SCROLL TO CONTINUE WITH CONTENT
Baca juga: Jakpro Lepas Saham Perdana ke Publik di 2019 |
DFAM sendiri melepas 400.000.000 lembar saham baru atau setara 25% dari modal yang disetor penuh perseroan setelah penawaran umum. Perseroan menghimpun dana lebih dari Rp 46 miliar lewat penjualan saham perdana kali ini.

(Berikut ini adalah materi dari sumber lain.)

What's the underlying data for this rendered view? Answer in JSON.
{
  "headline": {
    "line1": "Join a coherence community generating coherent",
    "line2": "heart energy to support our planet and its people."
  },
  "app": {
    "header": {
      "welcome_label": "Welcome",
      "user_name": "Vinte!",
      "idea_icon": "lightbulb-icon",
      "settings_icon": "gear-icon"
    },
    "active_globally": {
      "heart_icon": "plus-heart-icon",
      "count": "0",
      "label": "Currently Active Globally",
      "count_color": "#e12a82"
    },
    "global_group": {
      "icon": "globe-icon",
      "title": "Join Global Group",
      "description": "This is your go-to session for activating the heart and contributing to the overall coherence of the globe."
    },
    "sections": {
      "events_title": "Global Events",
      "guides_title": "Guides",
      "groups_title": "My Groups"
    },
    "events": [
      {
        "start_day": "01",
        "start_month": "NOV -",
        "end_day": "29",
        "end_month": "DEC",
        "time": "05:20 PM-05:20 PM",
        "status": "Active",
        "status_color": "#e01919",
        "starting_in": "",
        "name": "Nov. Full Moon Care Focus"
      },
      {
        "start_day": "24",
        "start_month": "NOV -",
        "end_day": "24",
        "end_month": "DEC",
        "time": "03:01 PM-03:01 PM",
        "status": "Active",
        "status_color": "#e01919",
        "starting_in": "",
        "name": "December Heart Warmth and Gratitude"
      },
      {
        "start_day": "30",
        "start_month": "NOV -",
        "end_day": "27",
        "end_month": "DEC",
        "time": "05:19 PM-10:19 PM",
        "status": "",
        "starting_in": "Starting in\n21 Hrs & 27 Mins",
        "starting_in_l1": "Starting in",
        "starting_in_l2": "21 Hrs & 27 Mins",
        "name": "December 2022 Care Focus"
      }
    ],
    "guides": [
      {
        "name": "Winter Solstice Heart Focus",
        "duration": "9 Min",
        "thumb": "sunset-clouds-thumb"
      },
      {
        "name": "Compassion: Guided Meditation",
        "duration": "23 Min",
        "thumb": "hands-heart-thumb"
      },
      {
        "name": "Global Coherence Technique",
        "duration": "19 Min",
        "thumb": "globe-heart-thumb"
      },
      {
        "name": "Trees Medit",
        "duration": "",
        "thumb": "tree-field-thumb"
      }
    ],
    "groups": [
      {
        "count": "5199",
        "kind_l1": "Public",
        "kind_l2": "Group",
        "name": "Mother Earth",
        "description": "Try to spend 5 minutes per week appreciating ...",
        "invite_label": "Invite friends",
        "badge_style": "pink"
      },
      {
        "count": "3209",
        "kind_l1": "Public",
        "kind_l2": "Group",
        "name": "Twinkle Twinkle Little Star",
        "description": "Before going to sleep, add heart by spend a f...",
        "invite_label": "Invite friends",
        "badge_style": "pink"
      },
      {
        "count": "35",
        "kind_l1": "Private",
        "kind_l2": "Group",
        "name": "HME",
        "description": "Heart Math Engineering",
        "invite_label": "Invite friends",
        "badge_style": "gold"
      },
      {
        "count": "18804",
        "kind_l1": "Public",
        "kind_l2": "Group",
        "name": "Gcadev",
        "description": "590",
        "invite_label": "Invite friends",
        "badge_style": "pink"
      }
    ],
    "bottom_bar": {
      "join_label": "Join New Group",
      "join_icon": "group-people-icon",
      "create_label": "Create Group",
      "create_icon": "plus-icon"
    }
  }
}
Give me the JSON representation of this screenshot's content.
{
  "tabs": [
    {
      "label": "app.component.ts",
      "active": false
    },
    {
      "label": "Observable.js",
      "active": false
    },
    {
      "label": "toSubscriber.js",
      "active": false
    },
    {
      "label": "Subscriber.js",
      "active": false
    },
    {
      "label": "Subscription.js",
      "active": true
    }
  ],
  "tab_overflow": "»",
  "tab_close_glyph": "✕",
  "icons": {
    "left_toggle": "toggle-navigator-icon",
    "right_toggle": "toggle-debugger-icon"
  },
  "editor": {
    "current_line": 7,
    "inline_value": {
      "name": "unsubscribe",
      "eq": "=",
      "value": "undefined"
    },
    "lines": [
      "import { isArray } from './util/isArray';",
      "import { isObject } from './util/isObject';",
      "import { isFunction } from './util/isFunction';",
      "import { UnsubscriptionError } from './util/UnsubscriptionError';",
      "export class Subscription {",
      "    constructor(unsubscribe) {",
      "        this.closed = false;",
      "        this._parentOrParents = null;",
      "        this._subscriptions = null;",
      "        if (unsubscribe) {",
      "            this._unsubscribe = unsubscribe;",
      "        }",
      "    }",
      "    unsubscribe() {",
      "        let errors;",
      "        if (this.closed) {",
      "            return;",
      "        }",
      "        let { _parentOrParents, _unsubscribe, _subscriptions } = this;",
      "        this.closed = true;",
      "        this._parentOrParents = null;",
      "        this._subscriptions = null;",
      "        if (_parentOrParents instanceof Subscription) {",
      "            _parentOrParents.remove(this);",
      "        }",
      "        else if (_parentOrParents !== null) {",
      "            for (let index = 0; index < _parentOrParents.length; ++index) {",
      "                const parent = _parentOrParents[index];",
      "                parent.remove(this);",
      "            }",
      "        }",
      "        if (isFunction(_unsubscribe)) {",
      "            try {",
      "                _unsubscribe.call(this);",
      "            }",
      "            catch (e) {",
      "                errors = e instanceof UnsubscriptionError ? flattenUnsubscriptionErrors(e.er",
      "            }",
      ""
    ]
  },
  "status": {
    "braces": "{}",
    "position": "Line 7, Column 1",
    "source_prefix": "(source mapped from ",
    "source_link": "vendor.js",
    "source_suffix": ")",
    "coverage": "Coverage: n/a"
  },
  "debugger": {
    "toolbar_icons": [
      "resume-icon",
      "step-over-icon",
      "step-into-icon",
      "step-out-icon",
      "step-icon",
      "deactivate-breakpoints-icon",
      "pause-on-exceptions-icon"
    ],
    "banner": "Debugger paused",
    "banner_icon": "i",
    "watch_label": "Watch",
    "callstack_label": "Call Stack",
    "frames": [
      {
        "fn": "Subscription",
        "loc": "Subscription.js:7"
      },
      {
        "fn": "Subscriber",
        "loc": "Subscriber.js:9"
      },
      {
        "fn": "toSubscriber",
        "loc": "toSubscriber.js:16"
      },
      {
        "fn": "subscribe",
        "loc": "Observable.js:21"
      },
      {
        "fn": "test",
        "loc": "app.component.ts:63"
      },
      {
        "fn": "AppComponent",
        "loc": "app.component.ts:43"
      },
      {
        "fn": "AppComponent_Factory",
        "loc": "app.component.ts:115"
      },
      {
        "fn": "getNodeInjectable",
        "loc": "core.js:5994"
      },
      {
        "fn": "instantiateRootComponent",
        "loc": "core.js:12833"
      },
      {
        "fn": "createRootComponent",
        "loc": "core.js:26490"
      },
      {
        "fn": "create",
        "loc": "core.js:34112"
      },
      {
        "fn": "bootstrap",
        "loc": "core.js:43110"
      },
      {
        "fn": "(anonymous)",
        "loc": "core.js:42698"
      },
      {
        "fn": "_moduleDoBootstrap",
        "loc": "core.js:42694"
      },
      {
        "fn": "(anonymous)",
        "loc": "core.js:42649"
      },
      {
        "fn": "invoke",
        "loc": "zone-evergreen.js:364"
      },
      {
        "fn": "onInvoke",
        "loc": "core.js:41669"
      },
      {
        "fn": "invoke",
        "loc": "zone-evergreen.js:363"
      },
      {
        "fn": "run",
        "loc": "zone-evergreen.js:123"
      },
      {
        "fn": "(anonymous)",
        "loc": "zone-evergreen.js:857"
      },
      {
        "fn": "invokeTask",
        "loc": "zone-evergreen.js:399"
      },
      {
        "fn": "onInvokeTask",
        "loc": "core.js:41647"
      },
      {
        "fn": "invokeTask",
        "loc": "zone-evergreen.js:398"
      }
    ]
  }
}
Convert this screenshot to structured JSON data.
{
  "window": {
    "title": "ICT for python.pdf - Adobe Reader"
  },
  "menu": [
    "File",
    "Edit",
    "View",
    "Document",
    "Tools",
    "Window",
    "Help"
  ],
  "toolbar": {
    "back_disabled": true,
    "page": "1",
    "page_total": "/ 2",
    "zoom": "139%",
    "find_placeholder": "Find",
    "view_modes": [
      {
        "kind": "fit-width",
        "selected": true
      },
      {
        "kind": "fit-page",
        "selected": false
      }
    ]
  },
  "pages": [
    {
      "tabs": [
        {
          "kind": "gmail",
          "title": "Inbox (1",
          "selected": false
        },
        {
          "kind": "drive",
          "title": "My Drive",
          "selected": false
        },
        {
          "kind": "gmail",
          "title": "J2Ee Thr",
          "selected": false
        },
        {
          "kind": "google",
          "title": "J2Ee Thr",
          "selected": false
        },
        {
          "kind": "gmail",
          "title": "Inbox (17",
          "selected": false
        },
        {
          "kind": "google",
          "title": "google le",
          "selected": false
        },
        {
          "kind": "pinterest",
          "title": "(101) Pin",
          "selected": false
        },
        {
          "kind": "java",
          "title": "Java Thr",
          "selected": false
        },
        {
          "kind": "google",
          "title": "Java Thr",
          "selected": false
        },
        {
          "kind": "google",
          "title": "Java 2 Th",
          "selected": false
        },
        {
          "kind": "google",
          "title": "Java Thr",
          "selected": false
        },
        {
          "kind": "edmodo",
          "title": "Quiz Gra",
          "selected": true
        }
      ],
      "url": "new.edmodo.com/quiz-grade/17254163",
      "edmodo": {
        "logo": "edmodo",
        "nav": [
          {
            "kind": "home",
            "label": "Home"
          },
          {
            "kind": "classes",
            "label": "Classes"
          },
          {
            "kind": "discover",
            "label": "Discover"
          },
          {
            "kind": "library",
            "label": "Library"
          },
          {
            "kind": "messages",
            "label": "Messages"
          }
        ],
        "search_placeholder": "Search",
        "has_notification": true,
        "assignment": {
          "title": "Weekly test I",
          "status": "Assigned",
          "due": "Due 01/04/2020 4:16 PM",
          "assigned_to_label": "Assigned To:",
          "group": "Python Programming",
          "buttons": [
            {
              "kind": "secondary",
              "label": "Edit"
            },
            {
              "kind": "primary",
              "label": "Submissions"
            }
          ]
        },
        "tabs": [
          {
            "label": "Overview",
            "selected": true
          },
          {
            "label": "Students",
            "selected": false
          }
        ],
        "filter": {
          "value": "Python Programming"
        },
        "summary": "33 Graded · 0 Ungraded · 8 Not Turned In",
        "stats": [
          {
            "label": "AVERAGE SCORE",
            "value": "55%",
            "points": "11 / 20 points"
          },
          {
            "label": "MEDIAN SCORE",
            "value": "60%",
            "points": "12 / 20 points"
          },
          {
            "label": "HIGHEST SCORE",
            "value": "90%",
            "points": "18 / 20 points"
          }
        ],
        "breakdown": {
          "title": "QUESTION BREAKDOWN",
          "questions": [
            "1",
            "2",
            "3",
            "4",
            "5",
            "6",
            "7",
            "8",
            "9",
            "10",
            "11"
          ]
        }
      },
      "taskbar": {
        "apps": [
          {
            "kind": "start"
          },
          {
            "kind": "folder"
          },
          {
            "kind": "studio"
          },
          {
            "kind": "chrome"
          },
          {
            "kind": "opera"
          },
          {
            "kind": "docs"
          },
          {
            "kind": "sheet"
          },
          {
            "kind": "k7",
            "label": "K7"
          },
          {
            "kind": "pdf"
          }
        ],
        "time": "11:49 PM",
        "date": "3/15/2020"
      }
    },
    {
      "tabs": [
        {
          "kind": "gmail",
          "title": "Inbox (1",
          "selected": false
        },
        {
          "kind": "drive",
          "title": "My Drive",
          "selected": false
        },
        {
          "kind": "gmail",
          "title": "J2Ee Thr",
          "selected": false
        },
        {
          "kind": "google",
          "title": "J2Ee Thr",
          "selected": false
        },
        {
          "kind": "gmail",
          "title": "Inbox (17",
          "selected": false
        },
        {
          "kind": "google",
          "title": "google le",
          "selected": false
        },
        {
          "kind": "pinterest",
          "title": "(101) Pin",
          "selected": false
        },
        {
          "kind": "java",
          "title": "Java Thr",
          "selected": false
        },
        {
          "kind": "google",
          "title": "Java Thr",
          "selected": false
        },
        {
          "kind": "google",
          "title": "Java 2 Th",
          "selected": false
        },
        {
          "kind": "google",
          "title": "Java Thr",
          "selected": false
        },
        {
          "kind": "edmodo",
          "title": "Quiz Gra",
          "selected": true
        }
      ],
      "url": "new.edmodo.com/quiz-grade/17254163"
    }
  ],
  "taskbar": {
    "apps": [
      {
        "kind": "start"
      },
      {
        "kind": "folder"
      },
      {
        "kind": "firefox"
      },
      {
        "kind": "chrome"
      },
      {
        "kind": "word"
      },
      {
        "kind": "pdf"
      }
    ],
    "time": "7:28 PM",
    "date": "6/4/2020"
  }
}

Perseroan juga menerbitkan waran seri I sebanyak 300.000.000 dengan harga pelaksanaan Rp 143. Waran itu diberikan cuma-cuma kepada setiap pemegangan 4 lembar saham berhak mendapatkan 3 waran.
Sekitar 91,25% dana IPO saham DFAM akan digunakan perseroan untuk pembelian lahan dan sisanya untuk modal kerja. Sedangkan dana dari waran akan digunakan untuk pengembangan usaha. (dna/dna)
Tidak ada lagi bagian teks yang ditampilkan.